Eliot, the causal logging library, now supports Trio

Python’s built-in logging and other similar systems output a stream of factoids: they’re interesting, but you can’t really tell what’s going on.

  • Why is your application slow?
  • What caused this code path to be chosen?
  • Why did this error happen?

Standard logging can’t answer these questions.

But with a better model you could understand what and why things happened in your application. You could pinpoint performance bottlenecks, you could understand what happened when, who called what.

That is what Eliot does. eliot is a Python logging system that outputs causal chains of actions : actions can spawn other actions, and eventually they either succeed or fail . The resulting logs tell you the story of what your software did: what happened, and what caused it.

The latest version of Eliot (1.8) has support for Trio (via contextvars), so you can trace logs across Trio’s coroutines. You can see an example of how this works here: https://eliot.readthedocs.io/en/stable/generating/asyncio.html#trio-example

For more about Eliot see https://eliot.readthedocs.io/en/stable/

1 Like

Sweet!

I think this bit at the top of that page might be referring just to asyncio, and didn’t get updated when trio was added?

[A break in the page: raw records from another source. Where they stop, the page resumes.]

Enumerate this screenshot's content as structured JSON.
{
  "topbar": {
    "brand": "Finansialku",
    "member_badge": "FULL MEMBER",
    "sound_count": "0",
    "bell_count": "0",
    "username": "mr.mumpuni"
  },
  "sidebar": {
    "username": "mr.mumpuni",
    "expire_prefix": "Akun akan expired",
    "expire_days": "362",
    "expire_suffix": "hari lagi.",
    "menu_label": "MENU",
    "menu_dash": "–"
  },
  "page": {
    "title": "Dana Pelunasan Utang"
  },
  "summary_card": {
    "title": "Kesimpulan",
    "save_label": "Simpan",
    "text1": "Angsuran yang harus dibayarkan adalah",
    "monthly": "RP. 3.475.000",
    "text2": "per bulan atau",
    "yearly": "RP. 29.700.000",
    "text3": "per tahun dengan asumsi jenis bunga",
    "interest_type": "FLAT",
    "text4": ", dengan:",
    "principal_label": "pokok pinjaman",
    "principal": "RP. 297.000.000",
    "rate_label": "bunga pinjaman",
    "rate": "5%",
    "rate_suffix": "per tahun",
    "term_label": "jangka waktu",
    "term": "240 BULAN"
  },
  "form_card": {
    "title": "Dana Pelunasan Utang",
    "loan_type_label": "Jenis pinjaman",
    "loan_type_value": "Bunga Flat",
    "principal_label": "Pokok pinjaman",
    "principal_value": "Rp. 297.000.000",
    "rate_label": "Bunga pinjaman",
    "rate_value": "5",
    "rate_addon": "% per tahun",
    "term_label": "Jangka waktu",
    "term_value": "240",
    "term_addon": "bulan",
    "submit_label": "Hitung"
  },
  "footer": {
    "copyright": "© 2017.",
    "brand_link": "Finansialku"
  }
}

On Python 3.7 or later, no particular care is needed. For Python 3.5 and 3.6 you will need to import either eliot (or the backport package aiocontextvars) before you create your first event loop.

It might be interesting in the example to also show what happens if you put the action inside the nursery, around the start_soon calls, and explain the difference. (Well, I’m curious what Eliot will do here anyway :-). And I’ve noticed people get confused about this in other cases, e.g. using a with semaphore to limit how many calls to start_soon can happen at a time, and not understanding why that doesn’t limit the number of tasks.)

Thanks for the feedback!

  1. Trio doesn’t need aiocontextvars, yeah.
  2. The top-level action will end as soon as the start_soon calls are scheduled and the context manager exists, because it doesn’t know to wait for the nursery to end. And since the top-level action will end before the presumed child actions start, the child actions will be independent top-level actions.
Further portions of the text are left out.